Paul Vacca
L’arbre Taylor Swift cache la forêt du streaming
L’immense majorité des artistes se trouve confrontée à une nouvelle donne du fait de la montée des plateformes: l’atomisation de l’audience.
“The Playlist”, série actuellementvisible sur Netflix, raconte la genèse de la plateforme de streaming musicale Spotify. Son principe narratif consiste à développer différents points de vue, un par épisode. Au départ, on suit le créateur Daniel Ek et comment en 2006 sa toute jeune start-up part à la conquête des maisons de disques qui prenaient alors de plein fouet les assauts des pirates du peer-to-peer, coulant à pic comme le Titanic. Mais la série qui débutait sur une note guillerette façon Silicon Valley (la série de HBO) se termine en dystopie. Le dernier épisode, plus sombre, propose en effet en légère anticipation le point de vue d’une chanteuse: en 2024, la plateforme et les majors ont gagné, et les artistes sont les dindons de la farce.
Il est vrai que dans la foulée de Spotify, les plateformes ont prospéré. Et en faisant revenir les pirates dans les chemins de la légalité, elles ont sauvé les majors, leur assurant ce dont elles-mêmes n’avaient jamais osé rêver: des revenus réguliers toujours plus substantiels émanant du demi-milliard d’abonnés mondiaux. Les artistes sont-ils vraiment les dindons de la farce? A priori pas tous. Car on a pu voir que les “vieux artistes” du back catalogue (comme Bob Dylan ou Fleetwood Mac) ont également fait fortune, bénéficiant de centaines de millions de dollars de la part de fonds d’investissement pour l’exploitation de leurs titres. De bien jolis golden parachutes…
En revanche, l’immense majorité des artistes se trouve confrontée à une nouvelle donne du fait de la montée des plateformes: l’atomisation de l’audience. Avec plus de 60.000 titres ajoutés par jour sur les plateformes, il devient toujours plus difficile pour un artiste d’exister. Le streaming et son flux roulant de nouveautés plonge chaque artiste dans un bain de titres toujours plus grand.
Une dilution qui n’épargne pas, semble-t-il, les grandes pointures du secteur. A l’ère du streaming, elles aussi voient malgré tout leurs ventes fondre par rapport à l’époque du vinyle ou du CD où l’on achetait des albums individuels. Harry Styles, popstar s’il en est, n’a vendu “que” 521.000 albums la première semaine de sa sortie. Et de fait, on note une disparition des méga-hits planétaires, comme les époques précédentes en ont produit.

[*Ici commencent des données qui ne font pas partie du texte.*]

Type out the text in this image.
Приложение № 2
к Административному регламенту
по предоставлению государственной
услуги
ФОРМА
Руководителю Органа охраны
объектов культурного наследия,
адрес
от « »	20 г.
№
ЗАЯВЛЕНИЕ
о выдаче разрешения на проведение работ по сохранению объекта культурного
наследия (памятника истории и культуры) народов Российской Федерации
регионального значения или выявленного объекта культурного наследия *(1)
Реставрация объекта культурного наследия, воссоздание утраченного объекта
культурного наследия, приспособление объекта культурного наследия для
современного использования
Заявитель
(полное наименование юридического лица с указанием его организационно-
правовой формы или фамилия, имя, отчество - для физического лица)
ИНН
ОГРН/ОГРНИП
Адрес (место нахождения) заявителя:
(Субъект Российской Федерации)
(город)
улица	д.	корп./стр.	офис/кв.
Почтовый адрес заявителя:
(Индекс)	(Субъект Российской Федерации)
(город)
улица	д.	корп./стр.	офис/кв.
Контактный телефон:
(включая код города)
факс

Cet effet de “longue traîne” – à savoir d’atomisation des ventes sur un nombre toujours plus élevé d’artistes – représente paradoxalement un effet d’aubaine pour les maisons de disques. Hartwig Masuch, le patron de BMG, a même pu se vanter que les revenus de sa major avaient progressé de 25% lors des six premiers mois de 2022 sans même avoir produit un seul grand hit. Cela les a libérés de leur dépendance aux méga-stars (contrairement au cinéma dont la survie globale dépend d’une poignée de blockbusters). Et de fait, on assiste à un effet de ciseaux toujours plus marqué: concentration en haut de la pyramide des profits chez les majors et les plateformes et atomisation des gains à la base chez les artistes.
Chez tous les artistes? Peut-être pas. Car il existe une exception à cette dilution généralisée, et elle a pour nom Taylor Swift. A contre-courant, l’artiste pop-country-folk-rock-alternative-mainstream aligne des chiffres d’une autre ère: en 24 heures seulement, Midnights, son dernier album, devient la plus grosse vente de l’année et atteint en une semaine 1,5 million de ventes (record qu’elle détenait elle-même), trustant pour la première fois de l’histoire les 10 premières places du top 10 du Billboard… Taylor Swift ou l’arbre qui cache la forêt du streaming. La seule explication plausible? L’interprète de Anti-Hero est une super-héroïne.